Moment agréable où je "communique les miens" en essayant de leur" faire plaisir" ! Et je choisis fleurs et couleurs qu'ils affectionnent pour créer les bouquets qui leur ressemblent. C'est ce que je "leur dit" en déposant les fleurs sur les froides pierres
Aujourd'hui, dans le coin habituel, un alignement de pots de toutes formes avec , engainées dans un espèce de plâtre des bouquets tout faits. Je tourne au bout de la console… les mêmes, en plus grands et des vases hauts, eux aussi remplis de bouquets composés!
Je sors en essayant de me dire qu'ailleurs ce sera mieux: une grande surface, un bazar, je dois me rendre à l'évidence, rien vendu à l'unité!
Et voilà les pensées que je rumine en rentrant chez moi.
Toussaints de mon enfance: moment de recueillement! Déjeuner en famille, en présence des grands parents, puis confection des bouquets en évoquant les disparus! Cétaient les bons souvenirs, les épisodes amusants qu'on racontait aux enfants. Ensuite, à la queue leu leu, on allait de tombe en tombe, promenade lente ponctuée de" tu te souviens" ou "tu ne l'as pas connu", … les morts revivaient le temps d'un après midi.

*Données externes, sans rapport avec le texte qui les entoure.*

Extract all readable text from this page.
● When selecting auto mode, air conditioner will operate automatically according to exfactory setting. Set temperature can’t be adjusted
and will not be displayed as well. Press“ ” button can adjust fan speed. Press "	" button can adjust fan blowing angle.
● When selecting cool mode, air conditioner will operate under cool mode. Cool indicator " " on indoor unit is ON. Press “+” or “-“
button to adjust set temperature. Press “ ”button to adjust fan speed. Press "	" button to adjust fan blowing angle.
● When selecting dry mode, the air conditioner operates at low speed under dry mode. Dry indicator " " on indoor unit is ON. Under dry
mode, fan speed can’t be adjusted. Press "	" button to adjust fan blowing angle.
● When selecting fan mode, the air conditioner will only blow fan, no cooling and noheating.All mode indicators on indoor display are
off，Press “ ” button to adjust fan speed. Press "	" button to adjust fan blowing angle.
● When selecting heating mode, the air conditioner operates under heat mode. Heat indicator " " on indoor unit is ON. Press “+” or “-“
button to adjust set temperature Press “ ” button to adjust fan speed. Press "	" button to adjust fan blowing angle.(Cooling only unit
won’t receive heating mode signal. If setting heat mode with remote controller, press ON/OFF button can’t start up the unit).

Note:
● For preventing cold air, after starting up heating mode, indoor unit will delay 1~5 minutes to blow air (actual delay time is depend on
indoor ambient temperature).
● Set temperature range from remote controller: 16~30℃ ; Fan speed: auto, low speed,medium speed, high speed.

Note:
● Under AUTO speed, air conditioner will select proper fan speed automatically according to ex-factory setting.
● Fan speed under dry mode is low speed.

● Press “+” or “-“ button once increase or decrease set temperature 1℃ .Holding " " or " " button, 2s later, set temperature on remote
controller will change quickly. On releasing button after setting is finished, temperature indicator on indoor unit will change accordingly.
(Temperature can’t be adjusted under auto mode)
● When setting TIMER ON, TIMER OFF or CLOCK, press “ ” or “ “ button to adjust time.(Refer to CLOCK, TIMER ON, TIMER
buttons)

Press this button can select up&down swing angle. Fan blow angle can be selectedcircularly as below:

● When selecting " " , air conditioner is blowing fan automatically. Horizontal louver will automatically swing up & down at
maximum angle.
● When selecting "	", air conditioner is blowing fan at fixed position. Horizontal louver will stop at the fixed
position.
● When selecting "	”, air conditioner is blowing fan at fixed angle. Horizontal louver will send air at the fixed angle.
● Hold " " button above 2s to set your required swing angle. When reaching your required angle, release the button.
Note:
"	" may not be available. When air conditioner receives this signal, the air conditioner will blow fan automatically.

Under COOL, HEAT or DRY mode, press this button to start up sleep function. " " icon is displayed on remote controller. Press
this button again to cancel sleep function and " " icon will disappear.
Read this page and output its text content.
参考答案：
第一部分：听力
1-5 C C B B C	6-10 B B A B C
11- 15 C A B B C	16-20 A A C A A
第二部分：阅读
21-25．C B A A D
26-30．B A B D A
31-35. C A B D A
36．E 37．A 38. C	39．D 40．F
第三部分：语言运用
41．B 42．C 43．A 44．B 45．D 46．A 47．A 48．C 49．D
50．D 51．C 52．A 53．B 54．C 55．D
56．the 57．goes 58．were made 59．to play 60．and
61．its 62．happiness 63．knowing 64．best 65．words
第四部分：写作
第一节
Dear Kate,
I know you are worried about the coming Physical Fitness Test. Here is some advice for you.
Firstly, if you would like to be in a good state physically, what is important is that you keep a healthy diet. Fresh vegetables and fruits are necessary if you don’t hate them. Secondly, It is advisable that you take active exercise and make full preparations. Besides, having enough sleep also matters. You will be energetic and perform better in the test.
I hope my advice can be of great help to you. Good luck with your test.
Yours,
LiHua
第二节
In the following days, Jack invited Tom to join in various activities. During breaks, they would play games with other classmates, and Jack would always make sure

Chaque année, j'observe les gens dans ce cimetière si connu depuis 50 ans: c'est maintenant souvent une arrivée rapide puis, le plus vite possible, un passage devant la tombe, avec dépôt de fleurs, beaucoup de fleurs !!! car " tout de même çà se fait d'honorer ses morts et c'est la Toussaint" … et le départ au pas de course. On est satisfait, on a fait son devoir, on a sacrifié à la tradition.
Le monde a changé! La mort, on en la vit pas, on la cache, on meurt à l'hôpital, bardé de tuyaux, avec la famille au second plan car, maintenant, tout le monde a peur de la mort et veut ignorer que la vie à une fin.
C'est sans doute pourquoi peu de gens se préoccupent comme moi de " faire plaisir " au mort et de confectionner un bouquet, et c'est tellement plus simple d'acheter un produit fini.
Il faut dire de plus que, pour les marchands, le bénéfice est plus grand et que c'est devenu essentiel dans notre monde mercantile!
Et le mot mercantile me ramène à cette jardinerie où ce WE, on ouvrira la Galerie de Noël avec ses sapins, Père Noël, traineau, ors, paillettes, avec toute la splendeur d' un 25 décembre. J'ai regardé, constaté et suis sortie en me disant " Ce n'est pas possible, on sera samedi le …30 octobre!
Pauvres petits bouts d'hommes de ce début de XXIème siècle, formatés, manipulés
dont on détruit l'émerveillement de l'enfance!"